MARAホールディングスが15億ドル相当のビットコインを売却
MARAホールディングスは、純粋なビットコインマイニング企業としてのアイデンティティを脱却し始め、第1四半期に15億ドル(約2,366.5億円)相当のビットコインを売却した。
MARAホールディングスは2026年第1四半期に15億ドル相当のビットコインを売却し、上場企業におけるビットコイン保有額ランキングで4位に後退。MARAは、保有していたビットコインを現金化し、大規模なAI(人工知能)および電力インフラ事業への転換資金に充当。同社は、純粋なハッシュレート拡大よりもデータセンターとエネルギー資産に将来を賭ける方針で、売却。その結果、同社は上場企業におけるビットコイン保有額ランキングで2位から4位に後退した。
この転換は、同社の業績悪化と、債務返済およびオハイオ州における大規模なエネルギー関連買収資金にビットコインを充当する動きと重なる。
ビットコインからAIへ転換
MARAはマイニングを継続しながらも、専用マイニング能力の積極的な拡大から戦略的な転換を図っている。
決算報告書の中で、同社は新たなASICマイナーの大規模購入は予定していないと述べており、前回のサイクルでハッシュレートの伸びを追求するために用いられた戦略的なマイナーとは対照的だ。その代わりに、同社はビットコインマイニングと高性能コンピューティングワークロードの両方をサポートできるエネルギーおよびデータインフラに資本を投入している。

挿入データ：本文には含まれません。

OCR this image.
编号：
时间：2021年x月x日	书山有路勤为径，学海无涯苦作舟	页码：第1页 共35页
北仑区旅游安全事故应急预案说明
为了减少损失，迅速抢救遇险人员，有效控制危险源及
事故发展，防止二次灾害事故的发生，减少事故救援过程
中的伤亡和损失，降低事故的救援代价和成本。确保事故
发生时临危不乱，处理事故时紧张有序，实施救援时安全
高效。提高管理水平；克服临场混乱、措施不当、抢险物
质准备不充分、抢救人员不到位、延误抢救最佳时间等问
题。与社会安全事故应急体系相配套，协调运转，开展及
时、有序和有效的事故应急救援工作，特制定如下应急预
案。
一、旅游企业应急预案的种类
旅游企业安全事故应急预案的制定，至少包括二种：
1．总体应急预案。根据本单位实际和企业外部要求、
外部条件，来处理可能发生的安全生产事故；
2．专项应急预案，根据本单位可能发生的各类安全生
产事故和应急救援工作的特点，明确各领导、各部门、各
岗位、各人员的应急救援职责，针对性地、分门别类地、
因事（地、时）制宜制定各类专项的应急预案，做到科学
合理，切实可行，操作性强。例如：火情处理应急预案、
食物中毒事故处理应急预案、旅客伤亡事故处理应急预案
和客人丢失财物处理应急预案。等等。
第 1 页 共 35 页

この計画の中核となるのが、オハイオ州ハンニバルにあるロングリッジ・エナジー&パワー・キャンパスの15億ドルでの買収だ。このキャンパスには、505メガワットのガス火力発電所と広大な拡張用地が含まれている。MARAは、段階的な拡張により、既存のマイニング施設をキャンパス内に統合することで、600メガワットを超えるAIおよび重要なIT負荷をサポートできると主張している。
また、同社はスターウッド・キャピタルと提携し、一部のマイニングサイトをAIおよび高性能コンピューティングデータセンターに転換することで、ブロック報酬以外の収益基盤を拡大。同社の開示情報によると、MARAの非ホスト型マイニング容量の約90%は、最終的にAIおよびITインフラストラクチャーをサポートできる見込みです。
この戦略により、MARAはビットコインマイニングとAIコンピューティングという2つのエネルギー消費の激しい分野の中心に位置づけられ、同時に、その時々でより高い収益が見込める市場に電力供給を集中させる選択肢も得られる。